Una repentina furia hizo trizas la serenidad forzada de Corntel.
– Sabes muy bien que la enfermería no me dijo ni palabra. Pero a ti sí, ¿verdad? ¿Qué hiciste cuando encontraste la hoja de dispensa de Matthew Whateley en tu casillero? Ibas a arbitrar el partido de hockey el viernes por la tarde, ¿no? ¿Fuiste a ver qué le ocurría, Cowfrey, o pasaste de todo, aceptando la dispensa sin más ni más?
Pitt ni se inmutó.
– No me digas que necesitas echarme las culpas -sus ojos verde grisáceos, de reptil, se desviaron de Corntel para tomar rápida nota de quién había en la sala. Estaba desierta, pero, pese a ello, bajó la voz en tono confidencial-. Ambos sabemos quién era el responsable de Matthew, ¿verdad, John? Puedes decir a la policía que yo vi la hoja de dispensa y no hice nada por comprobar su autenticidad. Te doy permiso, de hecho, pero no creo que tenga nada que ver con el crimen. ¿Y tú?
– ¿Te atreves a insinuar que…?
Una sonrisa iluminó el rostro de Pitt cuando miró más allá del hombro izquierdo de Corntel.
– Buenos días, señor rector.
Corntel se volvió y vio que Alan Lockwood contemplaba su intercambio de palabras desde el umbral de la puerta.

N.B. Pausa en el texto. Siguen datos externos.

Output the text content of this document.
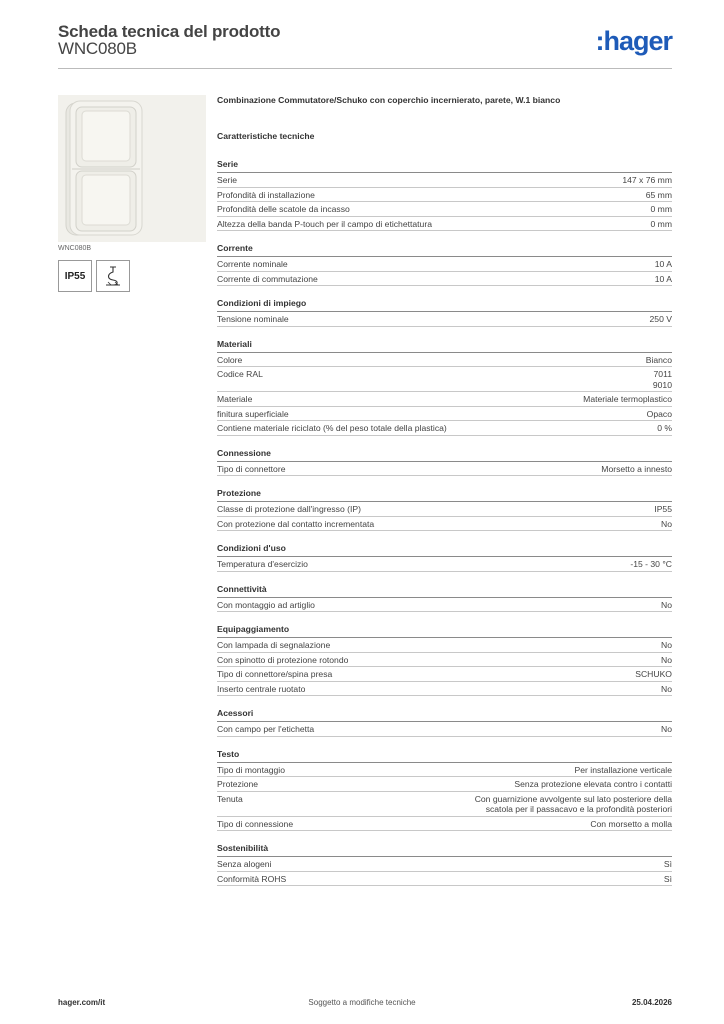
Scheda tecnica del prodotto
WNC080B	:hager
WNC080B
IP55
Combinazione Commutatore/Schuko con coperchio incernierato, parete, W.1 bianco
Caratteristiche tecniche
Serie
Serie	147 x 76 mm
Profondità di installazione	65 mm
Profondità delle scatole da incasso	0 mm
Altezza della banda P-touch per il campo di etichettatura	0 mm
Corrente
Corrente nominale	10 A
Corrente di commutazione	10 A
Condizioni di impiego
Tensione nominale	250 V
Materiali
Colore	Bianco
Codice RAL	7011
9010
Materiale	Materiale termoplastico
finitura superficiale	Opaco
Contiene materiale riciclato (% del peso totale della plastica)	0 %
Connessione
Tipo di connettore	Morsetto a innesto
Protezione
Classe di protezione dall'ingresso (IP)	IP55
Con protezione dal contatto incrementata	No
Condizioni d'uso
Temperatura d'esercizio	-15 - 30 °C
Connettività
Con montaggio ad artiglio	No
Equipaggiamento
Con lampada di segnalazione	No
Con spinotto di protezione rotondo	No
Tipo di connettore/spina presa	SCHUKO
Inserto centrale ruotato	No
Acessori
Con campo per l'etichetta	No
Testo
Tipo di montaggio	Per installazione verticale
Protezione	Senza protezione elevata contro i contatti
Tenuta	Con guarnizione avvolgente sul lato posteriore della scatola per il passacavo e la profondità posteriori
Tipo di connessione	Con morsetto a molla
Sostenibilità
Senza alogeni	Sì
Conformità ROHS	Sì
hager.com/it	Soggetto a modifiche tecniche	25.04.2026
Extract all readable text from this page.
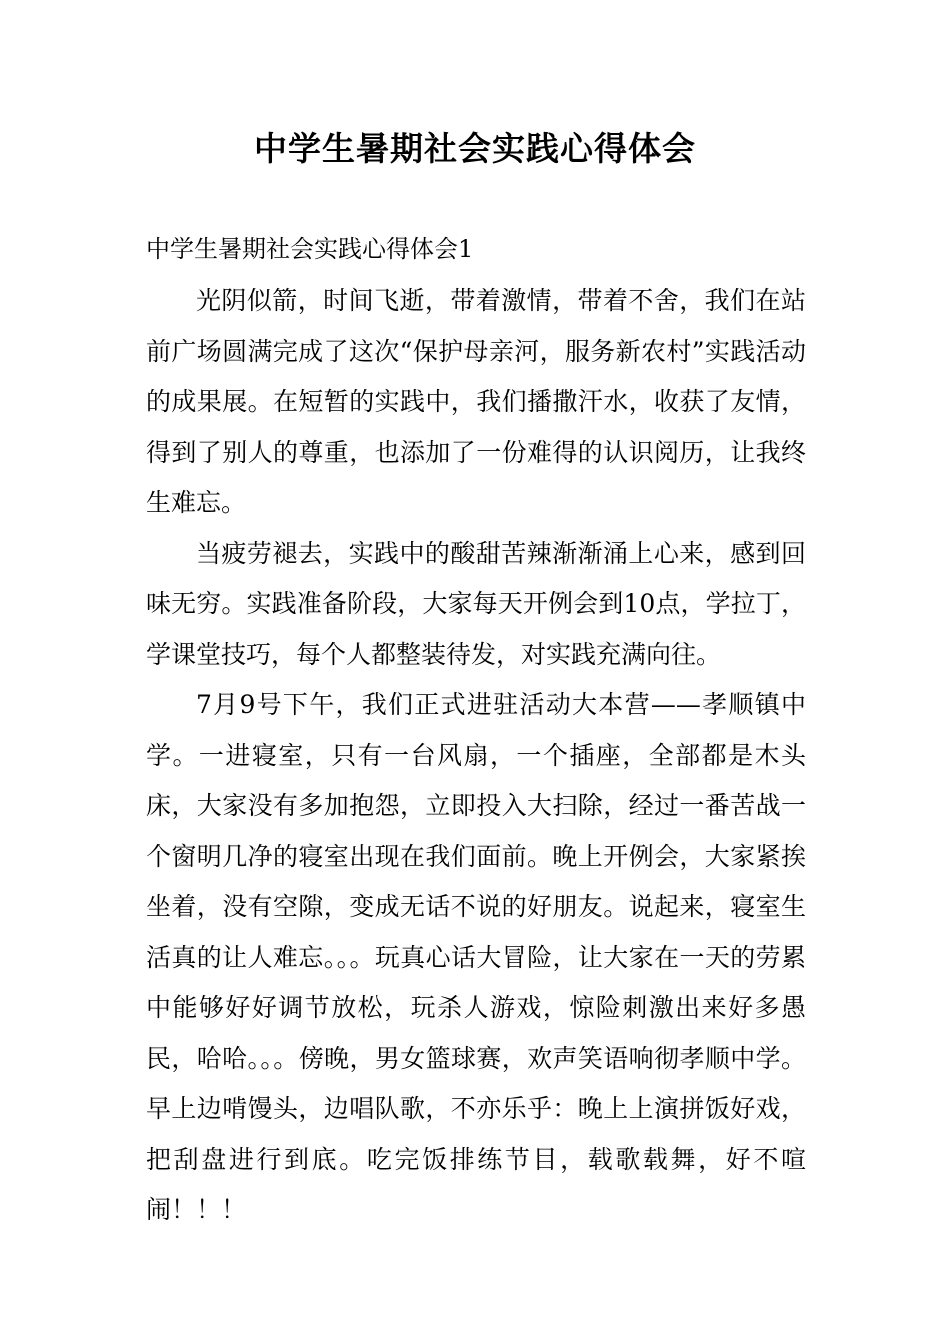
中学生暑期社会实践心得体会
中学生暑期社会实践心得体会1

光阴似箭，时间飞逝，带着激情，带着不舍，我们在站前广场圆满完成了这次“保护母亲河，服务新农村”实践活动的成果展。在短暂的实践中，我们播撒汗水，收获了友情，得到了别人的尊重，也添加了一份难得的认识阅历，让我终生难忘。

当疲劳褪去，实践中的酸甜苦辣渐渐涌上心来，感到回味无穷。实践准备阶段，大家每天开例会到10点，学拉丁，学课堂技巧，每个人都整装待发，对实践充满向往。

7月9号下午，我们正式进驻活动大本营——孝顺镇中学。一进寝室，只有一台风扇，一个插座，全部都是木头床，大家没有多加抱怨，立即投入大扫除，经过一番苦战一个窗明几净的寝室出现在我们面前。晚上开例会，大家紧挨坐着，没有空隙，变成无话不说的好朋友。说起来，寝室生活真的让人难忘。。。玩真心话大冒险，让大家在一天的劳累中能够好好调节放松，玩杀人游戏，惊险刺激出来好多愚民，哈哈。。。傍晚，男女篮球赛，欢声笑语响彻孝顺中学。早上边啃馒头，边唱队歌，不亦乐乎：晚上上演拼饭好戏，把刮盘进行到底。吃完饭排练节目，载歌载舞，好不喧闹！！！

Les miró de arriba abajo antes de acercarse, con un aleteo de la toga.
– Procure mejorar su apariencia, señor Pitt -dijo Lockwood, consultando un horario que sacó del bolsillo de la chaqueta-. Tiene clase dentro de media hora. Le queda tiempo suficiente para asearse. ¿No se ha dado cuenta de que parece un vagabundo? La policía ha llegado al campus. Es posible que la junta de gobierno se reúna antes de mediodía, y ya tengo bastantes problemas como para preocuparme por la falta de interés de mis profesores por su aseo personal. Haga algo. ¿Está claro?
La expresión de Pitt se endureció.
– Perfectamente -contestó.
Alan Lockwood se marchó, despidiéndose con un movimiento de cabeza.
– Pobre diablo -murmuró Pitt-. Menudo ejemplo de rector que nos da nuestro Alan. Qué magnífica demostración de poder. Qué hombre. Qué Dios. Pero rasca un poco en la superficie y verás quién ejerce el control. El pequeño Matt Whateley lo demostró.